There’s a reason for that—your attachment patterns don’t switch off when you walk into the workplace.
Although many people assume attachment theory only applies to childhood bonds or intimate relationships, it plays a far bigger role in professional settings than we often realise. In my work with leaders, teams, and high-performing professionals, I see daily how attachment influences the way we respond to change, pressure, expectations, leadership dynamics, collaboration, and even creativity.
Think of attachment as your internal relationship blueprint—an operating system that drives how you seek security, navigate uncertainty, and interpret the intentions of the people around you.
Here’s how the four core patterns commonly show up at work:
Secure Attachment
Grounded, reliable, and constructive under stress. They communicate clearly, take feedback in stride, and naturally strengthen team culture. While they often become the steady anchor in a team, they can overlook risks when they assume trust is mutual without checking.
Anxious Attachment
Attuned, committed, and deeply invested in relationships. They think carefully, work hard, and try to pre-empt problems, but may second-guess themselves or overextend to feel safe. With boundaries and more direct communication, their emotional insight becomes a genuine asset.
Avoidant Attachment
Independent, composed, and organised in challenging environments. They like room to think and work, but may withdraw from emotional conversations or be misread as detached. When they treat emotions as information instead of intrusion, they often become clear, measured decision-makers.
Disorganised Attachment
Intuitive, imaginative, and often ten steps ahead. They bring strong instincts and unconventional ideas, but can react unpredictably when stressed. With stability, clarity, and consistent relational support, their creativity often becomes a catalyst for innovation.
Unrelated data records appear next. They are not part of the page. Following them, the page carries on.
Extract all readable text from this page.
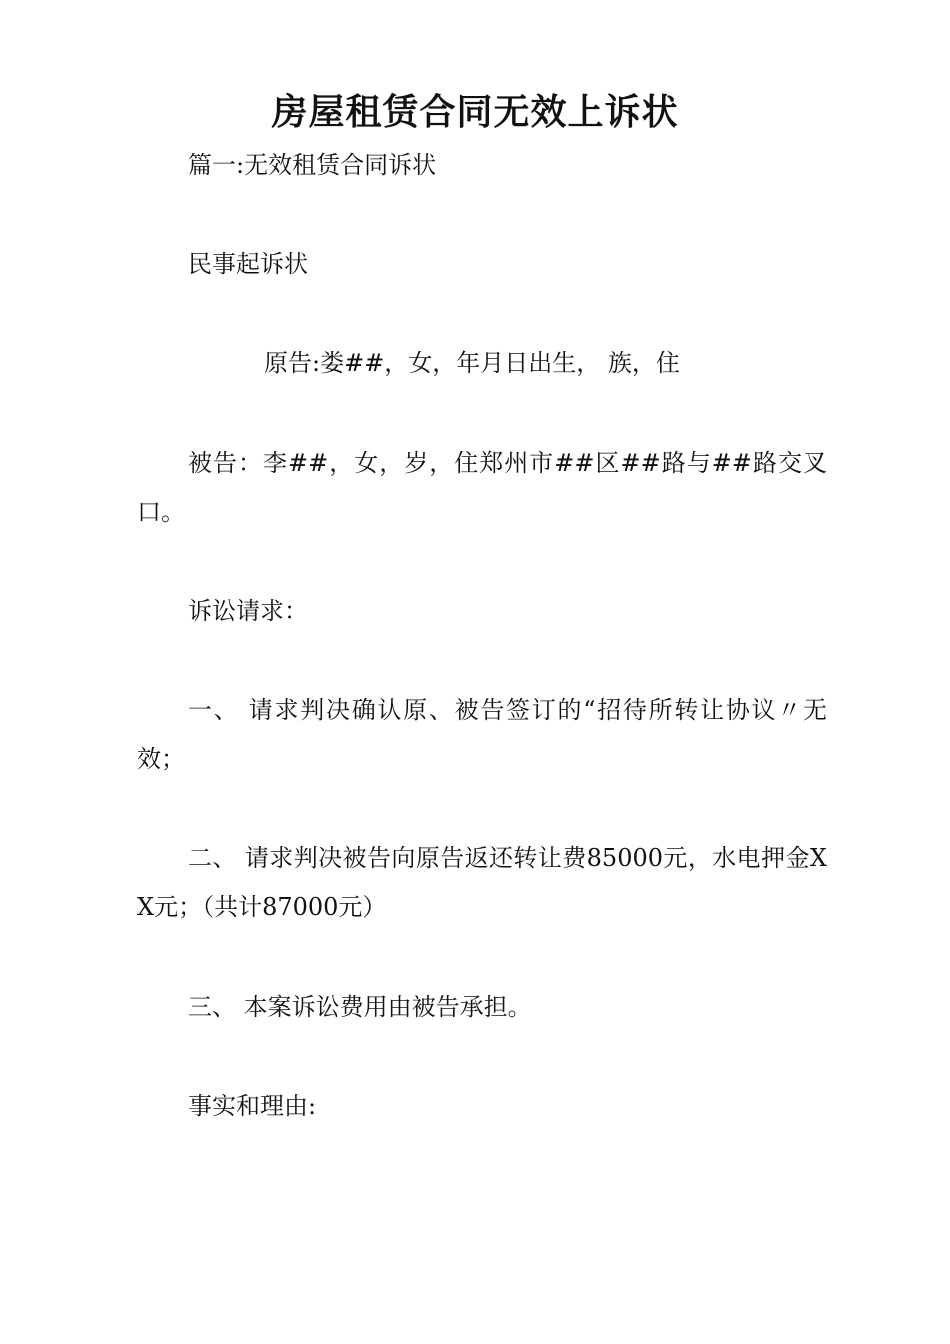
房屋租赁合同无效上诉状
篇一:无效租赁合同诉状
民事起诉状
原告:娄##，女，年月日出生， 族，住
被告：李##，女，岁，住郑州市##区##路与##路交叉口。
诉讼请求：
一、 请求判决确认原、被告签订的“招待所转让协议〃无效；
二、 请求判决被告向原告返还转让费85000元，水电押金XX元；（共计87000元）
三、 本案诉讼费用由被告承担。
事实和理由:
Here’s the part most professionals overlook:
Attachment isn’t a fixed personality label—it shifts based on context, power dynamics, and perceived safety. Our reactions at work are often less about the task and more about the relational environment surrounding it.
The real opportunity?
Don’t battle your attachment patterns—use them.
Every style holds strengths. The key is learning to recognise, regulate, and harness them in ways that support your wellbeing and career.